Le verdict de la Cour criminelle de Brazzaville, statuant sur l’affaire des «disparus du beach» est tombé le 17 août en fin d’après-midi. Les quinze accusés ont tous été acquittés, mais la Justice condamne l’Etat congolais à verser des indemnités aux ayant-droits des victimes.

Le procureur Robert Armand Bemba, qui avait requis des peines de prison, allant de cinq à dix ans de travaux forcés contre certains hauts cadres de l’armée et de la police congolaises, présumés impliqués dans la disparition de quatre-vingt-six congolais (plus de 300 selon certaines organisations de défense des doits de l’Homme) s’est dit satisfait de l’acquittement général prononcé par la Cour criminelle de Brazzaville. Pour lui « c’est une décision d’apaisement ». La réaction de ce magistrat résume bien le contexte singulier de ce procès dans lequel on s’est arrangé pour ne fâcher personne, surtout pas les dignitaires, quitte à mécontenter quelques citoyens.  

La curiosité de ce verdict réside également dans la reconnaissance de la responsabilité de l’Etat congolais, condamné à verser 10 millions de francs CFA (15 000 euros) aux proches des 86 disparus, sans que ne puissent être établies les circonstances de leur disparition. Condamner l’Etat, c’est-à-dire personne, est la pirouette trouvée par les magistrats pour reconnaître des responsabilités mais sans compromettre les barons du pouvoir. « C’est une machination. C’est dommage. Nous sommes déçus », a déclaré à l’AFP Vincent Niamenkessi, le vice-président du Comité des familles de réfugiés disparus en 1999 au port fluvial de Brazzaville. 

«Simulacre de justice »

Ce procès n’a établi aucun fait au grand désespoir des familles qui ne savent toujours pas ce qui s’est réellement passé au «Beach», pour enfin faire le deuil de leurs parents. Les familles ont décidé de se pourvoir devant la Cour suprême, la plus haute juridiction du pays. « Tout ce qui vient de se passer a été décidé en dehors de l’enceinte du tribunal, bien avant, par les plus hautes autorités (…).
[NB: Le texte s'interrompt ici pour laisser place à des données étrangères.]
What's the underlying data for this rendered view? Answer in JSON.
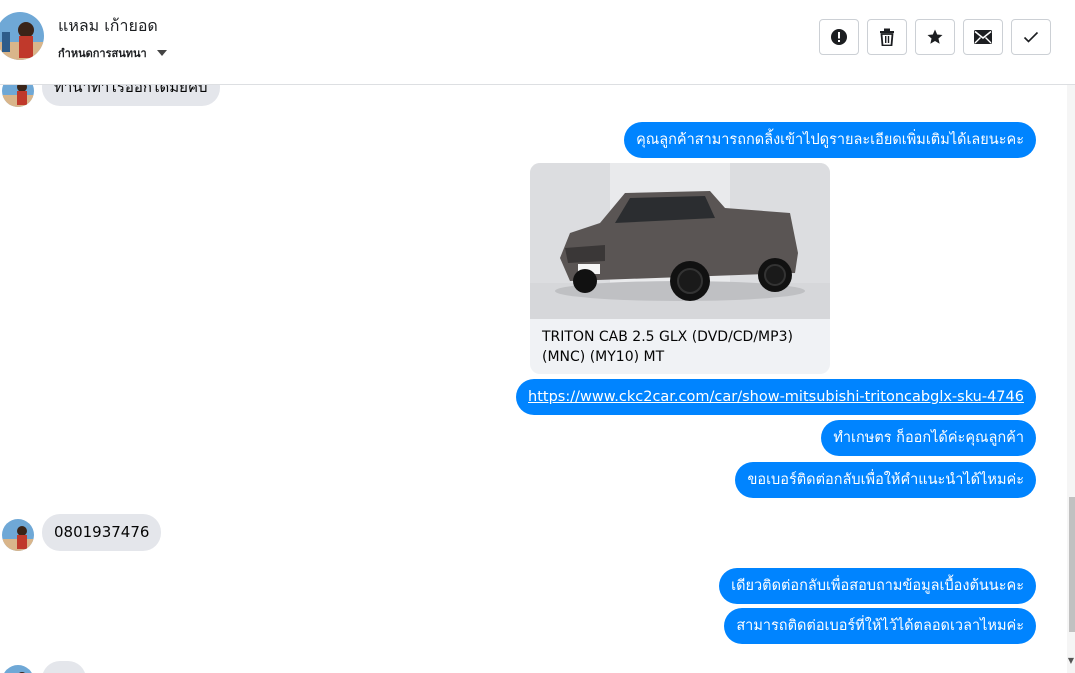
{
  "header": {
    "contact_name": "แหลม เก้ายอด",
    "conversation_actions_label": "กำหนดการสนทนา",
    "buttons": {
      "report": "report-icon",
      "delete": "trash-icon",
      "star": "star-icon",
      "mark_unread": "envelope-icon",
      "done": "checkmark-icon"
    }
  },
  "thread": {
    "incoming_partial": "ทำนาทำไรออกได้มั้ยคับ",
    "outgoing_1": "คุณลูกค้าสามารถกดลิ้งเข้าไปดูรายละเอียดเพิ่มเติมได้เลยนะคะ",
    "card_title": "TRITON CAB 2.5 GLX (DVD/CD/MP3) (MNC) (MY10) MT",
    "link": "https://www.ckc2car.com/car/show-mitsubishi-tritoncabglx-sku-4746",
    "outgoing_2": "ทำเกษตร ก็ออกได้ค่ะคุณลูกค้า",
    "outgoing_3": "ขอเบอร์ติดต่อกลับเพื่อให้คำแนะนำได้ไหมค่ะ",
    "incoming_phone": "0801937476",
    "outgoing_4": "เดียวติดต่อกลับเพื่อสอบถามข้อมูลเบื้องต้นนะคะ",
    "outgoing_5": "สามารถติดต่อเบอร์ที่ให้ไว้ได้ตลอดเวลาไหมค่ะ"
  },
  "colors": {
    "outgoing_bubble": "#0084ff",
    "incoming_bubble": "#e4e6eb"
  }
}
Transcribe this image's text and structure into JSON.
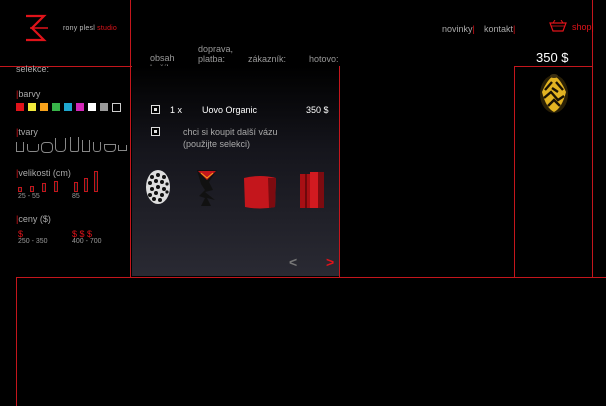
{
  "brand": {
    "name": "rony plesl",
    "suffix": "studio"
  },
  "topnav": {
    "novinky": "novinky",
    "kontakt": "kontakt",
    "shop": "shop"
  },
  "price_total": "350 $",
  "filters": {
    "selekce": "selekce:",
    "barvy": "barvy",
    "colors": [
      "#e0131a",
      "#f2e93c",
      "#f7a21b",
      "#38b449",
      "#1ea7cf",
      "#d428b8",
      "#ffffff",
      "#9a9a9a",
      "#000000"
    ],
    "tvary": "tvary",
    "velikosti": "velikosti (cm)",
    "size_labels": [
      "25 - 55",
      "85"
    ],
    "ceny": "ceny ($)",
    "price_ranges": [
      {
        "symbol": "$",
        "label": "250 - 350"
      },
      {
        "symbol": "$ $ $",
        "label": "400 - 700"
      }
    ]
  },
  "steps": [
    {
      "line1": "obsah",
      "line2": "košíku:"
    },
    {
      "line1": "doprava,",
      "line2": "platba:"
    },
    {
      "line1": "zákazník:",
      "line2": ""
    },
    {
      "line1": "hotovo:",
      "line2": ""
    }
  ],
  "cart": {
    "item": {
      "qty": "1 x",
      "name": "Uovo Organic",
      "price": "350 $"
    },
    "prompt_line1": "chci si koupit  další vázu",
    "prompt_line2": "(použijte selekci)",
    "products": [
      "net-vase",
      "spiky-vase",
      "red-box-vase",
      "red-tall-vase"
    ],
    "prev": "<",
    "next": ">"
  }
}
Il est assez rare de voir les bourreaux se condamner eux-mêmes », a déclaré l’avocat Patrick Baudouin, président d’honneur de la Fédération internationale des ligues des droits de l’homme (FIDH).

Par ailleurs l’Observatoire congolais des droits de l’homme (OCDH) et la FIDH ont dénoncé un « simulacre de justice » et espèrent aussi qu’une procédure sera ouverte à Paris en 2006. Me Baudouin a  également fait remarquer que le groupe de travail des Nations unies sur les disparitions demande « des explications » à l’Etat congolais sur le sort des « personnes présumées disparues » au «Beach» de Brazzaville. Selon Me Baudouin l’affaire est loin d’être terminée.